Convergence of Sign-based Random Reshuffling Algorithms for Nonconvex Optimization
This work addresses a theoretical gap for practitioners using sign-based optimization in machine learning, though it is incremental as it builds on existing signSGD methods.
The paper tackles the lack of theoretical understanding for signSGD with random reshuffling (SignRR), a practical nonconvex optimization method, by developing the first convergence analysis showing an expected gradient norm bound of O(log(nT)/√(nT) + σ). It introduces two improved algorithms, SignRVR and SignRVM, which achieve faster rates of O(log(nT)/√(nT) + log(nT)√n/√T), and extends these to distributed settings with experimental validation.

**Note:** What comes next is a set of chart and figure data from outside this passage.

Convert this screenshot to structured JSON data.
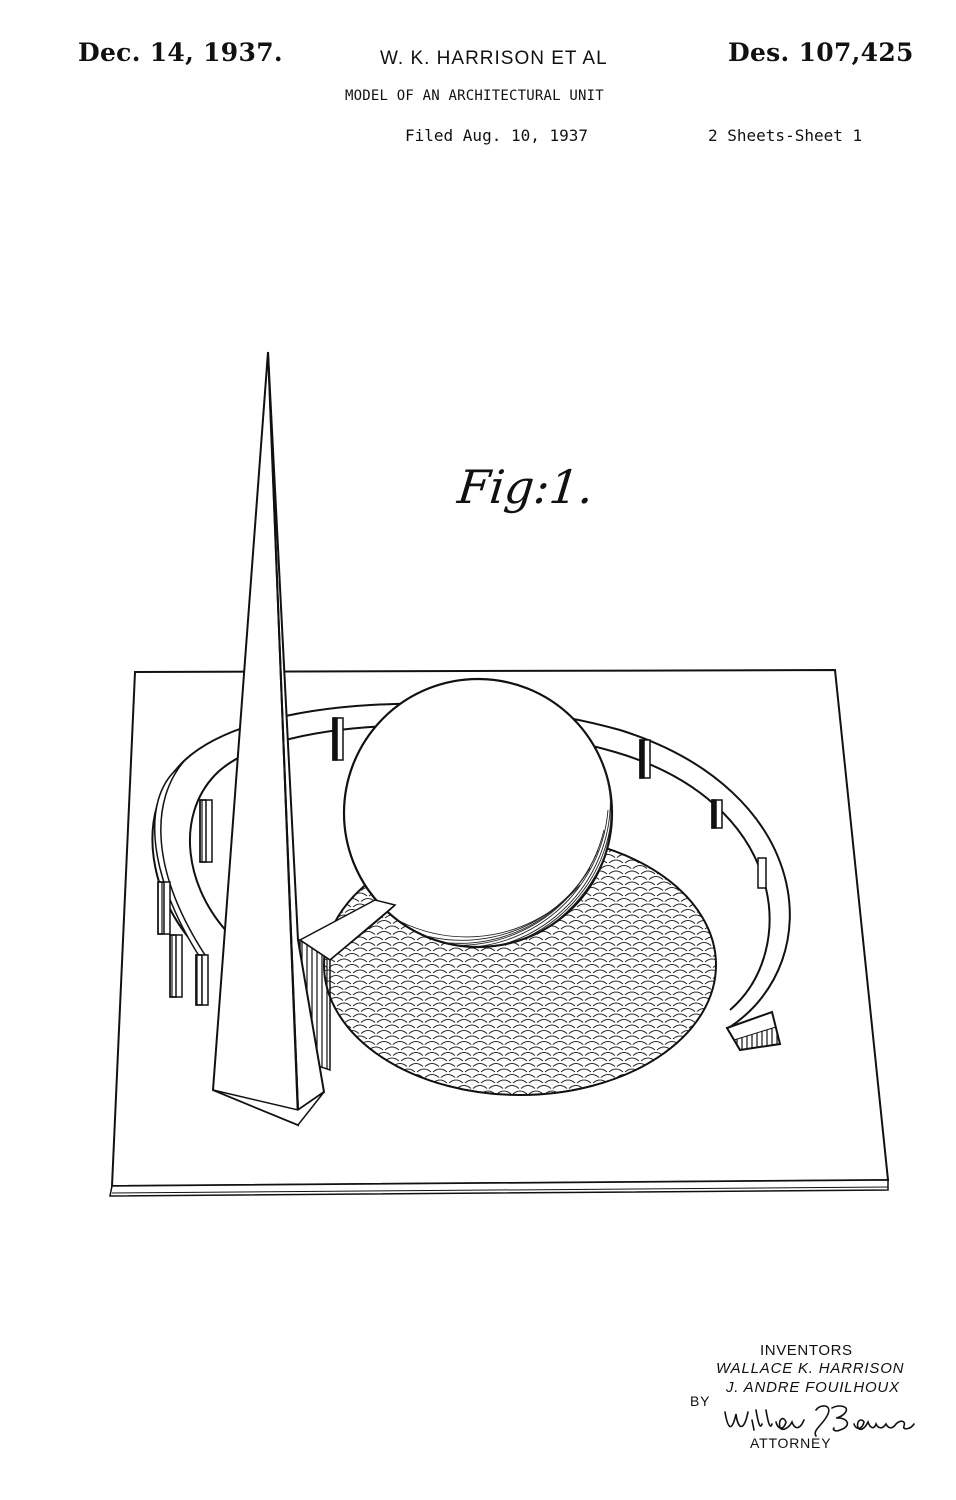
{
  "header": {
    "date": "Dec. 14, 1937.",
    "inventors_short": "W. K. HARRISON ET AL",
    "patent_number": "Des. 107,425",
    "title": "MODEL OF AN ARCHITECTURAL UNIT",
    "filed": "Filed Aug. 10, 1937",
    "sheets": "2 Sheets-Sheet 1"
  },
  "figure": {
    "label": "Fig:1.",
    "subject": "Trylon and Perisphere model"
  },
  "signature_block": {
    "heading": "INVENTORS",
    "inventor_1": "WALLACE K. HARRISON",
    "inventor_2": "J. ANDRE FOUILHOUX",
    "by": "BY",
    "attorney_signature": "William J. Barnes",
    "attorney_label": "ATTORNEY"
  }
}
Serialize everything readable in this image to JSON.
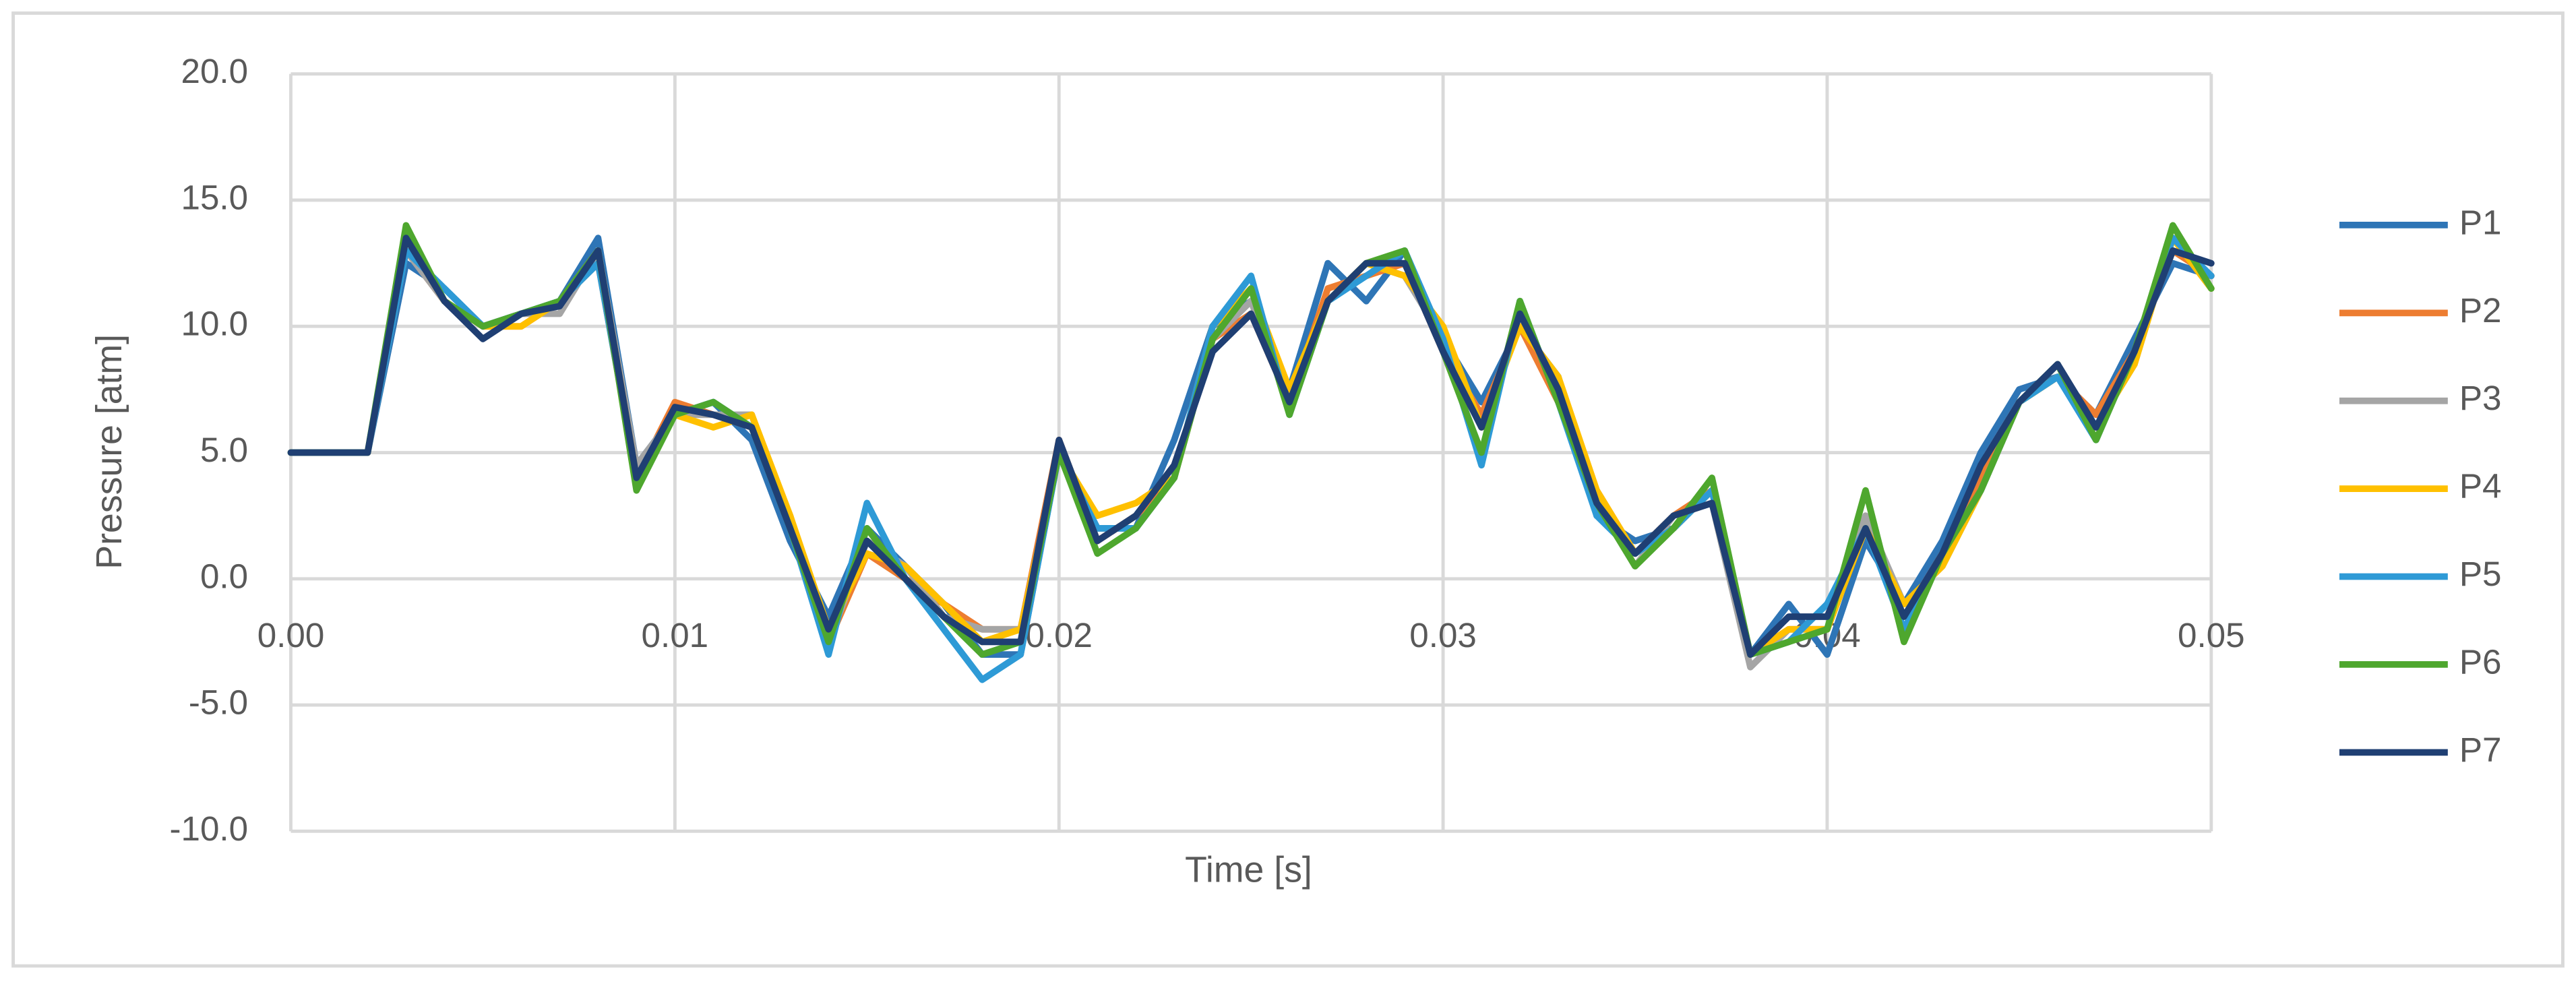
{
  "chart_data": {
    "type": "line",
    "x_label": "Time [s]",
    "y_label": "Pressure [atm]",
    "xlim": [
      0,
      0.05
    ],
    "ylim": [
      -10,
      20
    ],
    "xticks": [
      {
        "value": 0,
        "label": "0.00"
      },
      {
        "value": 0.01,
        "label": "0.01"
      },
      {
        "value": 0.02,
        "label": "0.02"
      },
      {
        "value": 0.03,
        "label": "0.03"
      },
      {
        "value": 0.04,
        "label": "0.04"
      },
      {
        "value": 0.05,
        "label": "0.05"
      }
    ],
    "yticks": [
      {
        "value": -10,
        "label": "-10.0"
      },
      {
        "value": -5,
        "label": "-5.0"
      },
      {
        "value": 0,
        "label": "0.0"
      },
      {
        "value": 5,
        "label": "5.0"
      },
      {
        "value": 10,
        "label": "10.0"
      },
      {
        "value": 15,
        "label": "15.0"
      },
      {
        "value": 20,
        "label": "20.0"
      }
    ],
    "grid": true,
    "legend": "right",
    "x": [
      0,
      0.001,
      0.002,
      0.003,
      0.004,
      0.005,
      0.006,
      0.007,
      0.008,
      0.009,
      0.01,
      0.011,
      0.012,
      0.013,
      0.014,
      0.015,
      0.016,
      0.017,
      0.018,
      0.019,
      0.02,
      0.021,
      0.022,
      0.023,
      0.024,
      0.025,
      0.026,
      0.027,
      0.028,
      0.029,
      0.03,
      0.031,
      0.032,
      0.033,
      0.034,
      0.035,
      0.036,
      0.037,
      0.038,
      0.039,
      0.04,
      0.041,
      0.042,
      0.043,
      0.044,
      0.045,
      0.046,
      0.047,
      0.048,
      0.049,
      0.05
    ],
    "series": [
      {
        "name": "P1",
        "color": "#2e75b6",
        "values": [
          5,
          5,
          5,
          12.5,
          11.5,
          10,
          10.5,
          11,
          13.5,
          4.5,
          6.5,
          7,
          5.5,
          1.5,
          -1.5,
          2,
          0.5,
          -1,
          -3,
          -3,
          5,
          2,
          2,
          5.5,
          10,
          11,
          7.5,
          12.5,
          11,
          13,
          9.5,
          7,
          10,
          8,
          2.5,
          1.5,
          2,
          3.5,
          -3,
          -1,
          -3,
          1.5,
          -1,
          1.5,
          5,
          7.5,
          8,
          6.5,
          9.5,
          12.5,
          12
        ]
      },
      {
        "name": "P2",
        "color": "#ed7d31",
        "values": [
          5,
          5,
          5,
          13,
          11,
          10,
          10,
          11,
          12.5,
          4,
          7,
          6.5,
          6,
          2.5,
          -2.5,
          1,
          0,
          -1,
          -2,
          -2,
          5.5,
          1.5,
          2.5,
          4,
          9.5,
          10.5,
          7,
          11.5,
          12,
          12.5,
          9,
          6.5,
          10,
          7,
          3.5,
          1,
          2.5,
          3.5,
          -3,
          -2,
          -2,
          2,
          -1.5,
          1,
          4,
          7,
          8,
          6.5,
          9,
          13,
          12
        ]
      },
      {
        "name": "P3",
        "color": "#a5a5a5",
        "values": [
          5,
          5,
          5,
          13,
          11,
          10,
          10.5,
          10.5,
          13,
          4.5,
          6.5,
          6.5,
          6.5,
          2,
          -2.5,
          1.5,
          0.5,
          -1.5,
          -2,
          -2,
          5,
          2,
          2,
          4,
          9.5,
          11,
          7,
          11,
          12.5,
          12,
          9.5,
          6,
          10.5,
          7.5,
          3,
          0.5,
          2.5,
          3,
          -3.5,
          -2,
          -2,
          2.5,
          -1,
          0.5,
          3.5,
          7,
          8,
          6,
          8.5,
          13.5,
          11.5
        ]
      },
      {
        "name": "P4",
        "color": "#ffc000",
        "values": [
          5,
          5,
          5,
          13.5,
          11,
          10,
          10,
          11,
          13,
          4,
          6.5,
          6,
          6.5,
          2.5,
          -2,
          1,
          0.5,
          -1,
          -2.5,
          -2,
          5,
          2.5,
          3,
          4,
          10,
          11.5,
          7.5,
          11,
          12.5,
          12,
          10,
          6,
          10,
          8,
          3.5,
          1,
          2,
          3.5,
          -3,
          -2,
          -2,
          2,
          -1,
          0.5,
          3.5,
          7,
          8,
          6,
          8.5,
          13.5,
          11.5
        ]
      },
      {
        "name": "P5",
        "color": "#2e9ad6",
        "values": [
          5,
          5,
          5,
          13,
          11.5,
          10,
          10.5,
          11,
          12.5,
          4,
          6.5,
          7,
          6,
          2,
          -3,
          3,
          0,
          -2,
          -4,
          -3,
          5,
          2,
          2,
          4,
          10,
          12,
          6.5,
          11,
          12,
          13,
          9.5,
          4.5,
          11,
          7,
          2.5,
          1,
          2,
          3.5,
          -3,
          -2.5,
          -1,
          2,
          -2,
          1,
          3.5,
          7,
          8,
          5.5,
          9,
          13.5,
          12
        ]
      },
      {
        "name": "P6",
        "color": "#4ea72e",
        "values": [
          5,
          5,
          5,
          14,
          11,
          10,
          10.5,
          11,
          13,
          3.5,
          6.5,
          7,
          6,
          2,
          -2.5,
          2,
          0,
          -1.5,
          -3,
          -2.5,
          5,
          1,
          2,
          4,
          9.5,
          11.5,
          6.5,
          11,
          12.5,
          13,
          9,
          5,
          11,
          7,
          3,
          0.5,
          2,
          4,
          -3,
          -2.5,
          -2,
          3.5,
          -2.5,
          1,
          3.5,
          7,
          8.5,
          5.5,
          9,
          14,
          11.5
        ]
      },
      {
        "name": "P7",
        "color": "#1f3f73",
        "values": [
          5,
          5,
          5,
          13.5,
          11,
          9.5,
          10.5,
          10.8,
          13,
          4,
          6.8,
          6.5,
          6,
          2,
          -2,
          1.5,
          0,
          -1.5,
          -2.5,
          -2.5,
          5.5,
          1.5,
          2.5,
          4.5,
          9,
          10.5,
          7,
          11,
          12.5,
          12.5,
          9,
          6,
          10.5,
          7.5,
          3,
          1,
          2.5,
          3,
          -3,
          -1.5,
          -1.5,
          2,
          -1.5,
          1,
          4.5,
          7,
          8.5,
          6,
          9,
          13,
          12.5
        ]
      }
    ]
  }
}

signSGD is popular in nonconvex optimization due to its communication efficiency. Yet, existing analyses typically assume data are sampled with replacement in each iteration, contradicting a common practical implementation where data are randomly reshuffled and sequentially fed into the algorithm. This gap leaves the theoretical understanding of the more practical algorithm, signSGD with random reshuffling (SignRR), largely unexplored. We develop the first analysis of SignRR to identify the core technical challenge that prevents a thorough convergence analysis of this method. In particular, given a dataset of size $n$ and $T$ epochs, we show that the expected gradient norm of SignRR is upper bounded by $O(\log(nT)/\sqrt{nT} + σ)$, where $σ$ is the averaged conditional mean square error that may not vanish. To tackle this limitation, we develop two new sign-based algorithms under random reshuffling: SignRVR, which incorporates variance-reduced gradients, and SignRVM, which integrates momentum-based updates. Both algorithms achieve a faster convergence rate of ${O}(\log(nT)/\sqrt{nT} +\log(nT)\sqrt{n}/\sqrt{T})$. We further extend our algorithms to a distributed setting, with a convergence rate of ${O}(\log(n_0T)/\sqrt{n_0T} +\log (n_0T)\sqrt{n_0}/\sqrt{T})$, where $n_0$ is the size of the dataset of a single machine. These results mark the first step towards the theoretical understanding of practical implementation of sign-based optimization algorithms. Finally, we back up our theoretical findings through experiments on simulated and real-world problems, verifying that randomly reshuffled sign methods match or surpass existing baselines.